A quick word here about the fascinating and turbulent history of Cuba because it is important to understand before going. Cuba was settled initially by the Spanish and Christopher Columbus. The Spanish established Havana as the capital building out forts, churches, and plazas in what is now known as Habana Vieja (Old Havana). The city expanded overtime and continued to be under Spanish rule until the late 1800s, when the poet Jose Marti led a revolution, which was inspired, in part, by the ideals of President Abraham Lincoln (a bust of Lincoln can be found in the old presidential palace, which is now the Revolution Museum, and in the park just outside the Capital Building in Central Havana). Marti is something a George Washington figure in Cuban history. He is considered one of their greatest national heroes and his likeness can be found in art, parks, state buildings, and schools all over the cities and countryside. Unlike Washington, however, Marti did not live to see his dream of a Cuba Libre realized as he was killed in battle. Cuba won its independence with the assistance of the United States in what we know as the Spanish American War. Despite being heavily involved in the war at large, Cuba was not invited to the ensuing peace settlements and as a result, the United States somewhat underhandedly took control of land in the south eastern part of the island called Guantanamo Bay.
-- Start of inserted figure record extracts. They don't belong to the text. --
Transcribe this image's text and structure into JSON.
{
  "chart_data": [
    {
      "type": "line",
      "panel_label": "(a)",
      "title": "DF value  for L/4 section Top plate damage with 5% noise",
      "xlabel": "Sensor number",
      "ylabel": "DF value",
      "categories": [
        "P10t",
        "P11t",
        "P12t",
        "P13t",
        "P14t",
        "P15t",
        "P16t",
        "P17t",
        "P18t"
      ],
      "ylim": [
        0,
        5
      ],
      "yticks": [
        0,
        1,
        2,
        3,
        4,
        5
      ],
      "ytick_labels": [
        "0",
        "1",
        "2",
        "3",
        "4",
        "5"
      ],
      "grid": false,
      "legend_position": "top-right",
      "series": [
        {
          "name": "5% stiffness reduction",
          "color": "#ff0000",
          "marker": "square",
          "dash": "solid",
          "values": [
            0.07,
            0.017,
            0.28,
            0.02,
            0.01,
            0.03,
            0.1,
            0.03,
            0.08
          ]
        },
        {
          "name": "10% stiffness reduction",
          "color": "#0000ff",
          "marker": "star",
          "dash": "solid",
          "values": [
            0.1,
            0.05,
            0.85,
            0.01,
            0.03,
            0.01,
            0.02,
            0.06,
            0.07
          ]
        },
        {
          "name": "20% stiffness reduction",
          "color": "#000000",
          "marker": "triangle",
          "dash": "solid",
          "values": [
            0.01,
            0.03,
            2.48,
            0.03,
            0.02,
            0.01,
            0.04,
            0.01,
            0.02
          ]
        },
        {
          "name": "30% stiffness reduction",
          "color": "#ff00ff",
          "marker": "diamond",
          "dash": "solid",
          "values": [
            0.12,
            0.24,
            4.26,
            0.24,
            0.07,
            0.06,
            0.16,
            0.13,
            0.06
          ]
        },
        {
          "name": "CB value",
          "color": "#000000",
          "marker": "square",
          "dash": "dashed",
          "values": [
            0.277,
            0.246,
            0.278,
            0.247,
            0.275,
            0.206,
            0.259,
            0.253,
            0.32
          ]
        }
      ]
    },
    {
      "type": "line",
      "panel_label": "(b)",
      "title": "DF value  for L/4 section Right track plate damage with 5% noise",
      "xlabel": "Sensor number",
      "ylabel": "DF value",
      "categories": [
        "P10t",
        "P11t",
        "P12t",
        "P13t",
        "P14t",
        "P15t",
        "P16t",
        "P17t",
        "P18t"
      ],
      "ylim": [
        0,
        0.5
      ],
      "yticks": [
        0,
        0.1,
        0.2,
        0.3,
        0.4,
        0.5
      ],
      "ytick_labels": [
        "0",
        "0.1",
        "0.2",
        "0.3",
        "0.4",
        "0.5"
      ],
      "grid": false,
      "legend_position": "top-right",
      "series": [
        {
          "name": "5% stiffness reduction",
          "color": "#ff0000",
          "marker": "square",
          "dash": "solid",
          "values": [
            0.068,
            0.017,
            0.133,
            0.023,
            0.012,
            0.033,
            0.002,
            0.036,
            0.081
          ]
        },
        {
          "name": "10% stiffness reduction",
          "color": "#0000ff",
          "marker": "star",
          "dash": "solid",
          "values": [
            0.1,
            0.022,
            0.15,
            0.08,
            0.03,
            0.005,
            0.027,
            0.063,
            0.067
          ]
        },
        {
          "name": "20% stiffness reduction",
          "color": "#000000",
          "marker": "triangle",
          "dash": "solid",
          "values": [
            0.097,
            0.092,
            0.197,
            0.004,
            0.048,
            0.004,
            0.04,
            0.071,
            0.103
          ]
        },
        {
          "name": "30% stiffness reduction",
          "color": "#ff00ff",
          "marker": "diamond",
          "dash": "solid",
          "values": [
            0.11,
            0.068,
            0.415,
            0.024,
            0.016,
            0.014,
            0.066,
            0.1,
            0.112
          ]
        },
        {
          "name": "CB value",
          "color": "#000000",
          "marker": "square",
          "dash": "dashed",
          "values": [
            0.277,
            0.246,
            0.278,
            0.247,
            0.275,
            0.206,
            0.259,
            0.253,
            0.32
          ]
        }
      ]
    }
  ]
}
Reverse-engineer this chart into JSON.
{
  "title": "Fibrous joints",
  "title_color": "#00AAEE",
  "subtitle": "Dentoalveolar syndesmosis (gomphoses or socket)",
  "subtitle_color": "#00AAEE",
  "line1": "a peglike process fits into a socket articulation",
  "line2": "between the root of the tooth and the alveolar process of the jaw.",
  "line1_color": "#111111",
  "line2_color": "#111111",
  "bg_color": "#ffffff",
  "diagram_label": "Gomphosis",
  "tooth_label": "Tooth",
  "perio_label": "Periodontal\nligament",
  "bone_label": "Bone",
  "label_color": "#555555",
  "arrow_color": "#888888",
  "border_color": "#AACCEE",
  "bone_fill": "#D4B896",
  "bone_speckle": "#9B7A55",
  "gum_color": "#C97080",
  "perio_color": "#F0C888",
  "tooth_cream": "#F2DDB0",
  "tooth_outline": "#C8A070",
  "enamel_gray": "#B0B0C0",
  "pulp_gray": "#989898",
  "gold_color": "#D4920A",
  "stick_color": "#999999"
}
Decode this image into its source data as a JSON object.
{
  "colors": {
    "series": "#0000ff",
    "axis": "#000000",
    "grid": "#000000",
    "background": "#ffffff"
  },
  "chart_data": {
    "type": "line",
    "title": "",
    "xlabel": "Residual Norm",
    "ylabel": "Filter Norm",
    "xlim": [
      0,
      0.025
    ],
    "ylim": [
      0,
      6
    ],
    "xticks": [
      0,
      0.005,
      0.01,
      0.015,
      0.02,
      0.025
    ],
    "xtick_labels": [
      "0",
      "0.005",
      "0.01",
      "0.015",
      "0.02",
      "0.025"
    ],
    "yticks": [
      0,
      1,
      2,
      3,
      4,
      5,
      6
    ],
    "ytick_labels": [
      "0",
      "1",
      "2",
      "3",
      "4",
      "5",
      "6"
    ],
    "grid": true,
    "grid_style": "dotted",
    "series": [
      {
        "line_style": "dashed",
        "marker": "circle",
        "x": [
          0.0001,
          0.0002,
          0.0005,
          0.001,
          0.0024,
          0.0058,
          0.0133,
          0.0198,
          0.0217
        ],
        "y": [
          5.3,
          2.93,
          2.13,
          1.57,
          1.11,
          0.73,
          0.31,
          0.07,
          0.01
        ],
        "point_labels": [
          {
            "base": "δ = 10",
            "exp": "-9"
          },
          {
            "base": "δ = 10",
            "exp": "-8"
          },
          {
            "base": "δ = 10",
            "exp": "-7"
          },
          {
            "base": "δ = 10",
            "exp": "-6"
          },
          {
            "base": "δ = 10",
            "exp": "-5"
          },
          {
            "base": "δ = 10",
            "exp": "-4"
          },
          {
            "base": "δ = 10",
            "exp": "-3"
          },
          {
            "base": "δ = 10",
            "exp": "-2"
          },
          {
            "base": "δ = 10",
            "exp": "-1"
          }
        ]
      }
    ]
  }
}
This is still something of a sore spot for many Cubans as they view it as an infringement on their sovereignty. After the war, a democratic republic was established and flourished on the island for years until ardent anti-communist President Fulgencia Bautista was elected to his second term in a hotly debated election that many believed to be rigged. Bautista swiftly removed free speech and freedom of assembly rights from Cuban citizens, which spurred a young lawyer named Fidel Castro, to lead a revolution with former tailor apprentice turned political activist Camilo Cienfuegos and Argentinian doctor turned soldier, Ernesto "Che" Guevara, leading us right up to present day Cuba.